My concern about splitting the dose is ge advice to 'wait 4 hours before taking any foods with calcium or iron'... so it massively impact what I can eat on a daily basis
Thanks SlowDragon, but what about the advice from Isabella Wentz and other Thyroid experts who say medication should be taken 4 hours apart from calcium and iron rich foods (milk, whey, and red meat)? Is this unecessary?
Main Levothyroxine dose, ideally yes (I take at bedtime for that reason)
T3, it's a compromise. If the best way for you as an individual is to take a divided dose, (personally it's the ONLY way I can tolerate it) then being sensible about leaving as much gap as possible
Eg I take 10mcg T3 at 6am. Breakfast including small amount of kefir at 8.30.
3pm - T3 dose. I make sure to eat lunch by 12.30-1pm. Nothing apart from water until 4pm
Evening dose T3 and Levothyroxine combined. Very good reason not to snack in the evening
supplements I take about 9.30am, apart from magnesium about 6pm
Thanks Slowdragon.. I think the Endo wants to see if it will resolve my remaining symptoms... but I seem to tolerate T3 20mcg all in one go in respect of my heart rate anyway... my resting pulse is always around 52 bpm... never changes with T3...
What reason were you given for having a DEXA scan? Have you had a thyroidectomy? Have you got symptoms consistent with metabolic bone disease?

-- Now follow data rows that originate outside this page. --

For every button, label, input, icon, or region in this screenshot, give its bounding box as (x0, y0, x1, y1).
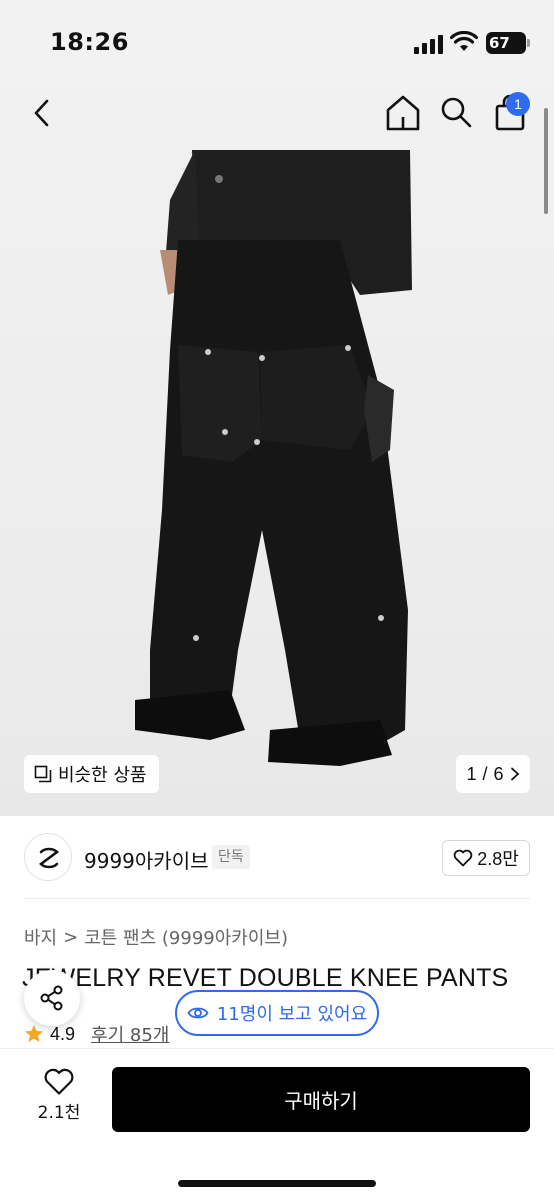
page-total: 6 (493, 763, 504, 784)
status-time: 18:26 (50, 28, 129, 56)
seller-logo-icon (39, 847, 59, 869)
similar-products-button[interactable]: 비슷한 상품 (24, 755, 159, 793)
search-icon[interactable] (438, 94, 474, 130)
wishlist-button[interactable]: 2.1천 (24, 1068, 94, 1132)
scroll-indicator (544, 108, 548, 214)
viewer-count-notice: 11명이 보고 있어요 (175, 990, 379, 1036)
breadcrumb-category[interactable]: 바지 (24, 924, 57, 950)
chevron-right-icon (510, 767, 519, 781)
wifi-icon (450, 31, 478, 51)
cellular-signal-icon (414, 34, 444, 54)
seller-avatar[interactable] (24, 833, 72, 881)
review-count-link[interactable]: 후기 85개 (91, 1021, 169, 1047)
page-current: 1 (466, 763, 477, 784)
status-bar: 18:26 67 (0, 0, 554, 90)
image-page-indicator[interactable]: 1 / 6 (456, 755, 530, 793)
exclusive-badge: 단독 (212, 845, 250, 869)
cart-count-badge: 1 (506, 92, 530, 116)
product-title: JEWELRY REVET DOUBLE KNEE PANTS (22, 964, 509, 992)
similar-items-icon (34, 765, 52, 783)
similar-products-label: 비슷한 상품 (58, 765, 147, 786)
home-indicator (178, 1180, 376, 1187)
seller-like-button[interactable]: 2.8만 (442, 840, 530, 876)
battery-icon: 67 (486, 32, 530, 54)
heart-icon (44, 1068, 74, 1095)
product-image[interactable] (0, 90, 554, 816)
breadcrumb-subcategory[interactable]: 코튼 팬츠 (9999아카이브) (84, 924, 288, 950)
product-photo (135, 150, 412, 766)
share-button[interactable] (24, 970, 80, 1026)
heart-icon (453, 849, 473, 867)
viewer-count-text: 11명이 보고 있어요 (216, 1004, 368, 1025)
breadcrumb: 바지 > 코튼 팬츠 (9999아카이브) (24, 924, 288, 950)
rating-value: 4.9 (50, 1023, 76, 1044)
seller-name[interactable]: 9999아카이브 (84, 845, 209, 874)
divider (24, 898, 530, 899)
eye-icon (187, 1007, 209, 1019)
home-icon[interactable] (384, 93, 422, 133)
share-icon (40, 985, 63, 1011)
seller-like-count: 2.8만 (477, 849, 519, 869)
breadcrumb-separator: > (63, 926, 79, 948)
back-arrow-icon[interactable] (24, 95, 60, 131)
star-icon (25, 1025, 43, 1042)
page-separator: / (482, 763, 488, 784)
buy-button[interactable]: 구매하기 (112, 1067, 530, 1132)
wishlist-count: 2.1천 (37, 1103, 81, 1123)
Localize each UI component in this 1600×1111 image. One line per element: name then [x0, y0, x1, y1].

If you've had a thyroidectomy it could be a good idea to get a base line for bone density since the loss of parathyroid glands or calcitonin or some other factor related to loss of thyroid tissue might affect how you maintain bone.
He seemed to be concerned about this and suggested that it was so 'fast acting' that perhaps my T3 would have worn off by the afternoon/evening.
Oh, dear. You've got to laugh, although it's really not funny. They seem to think that T3 is like ibuprofen or something. T3 is not necessarily fast acting and doesn't wear off. It stays in the blood for 24 hours, but the T3 that gets into the cells stays there for about three days.
Some people need to take all their T3 in one go, in order to saturate the receptors. Some people have thyroid hormone resistance that requires high doses in one go to make sure some gets into the cells. And, if he thinks that all your 20 mcg T3 has 'worn off' by the evening, he's as good as admitting that you're not on a high enough dose.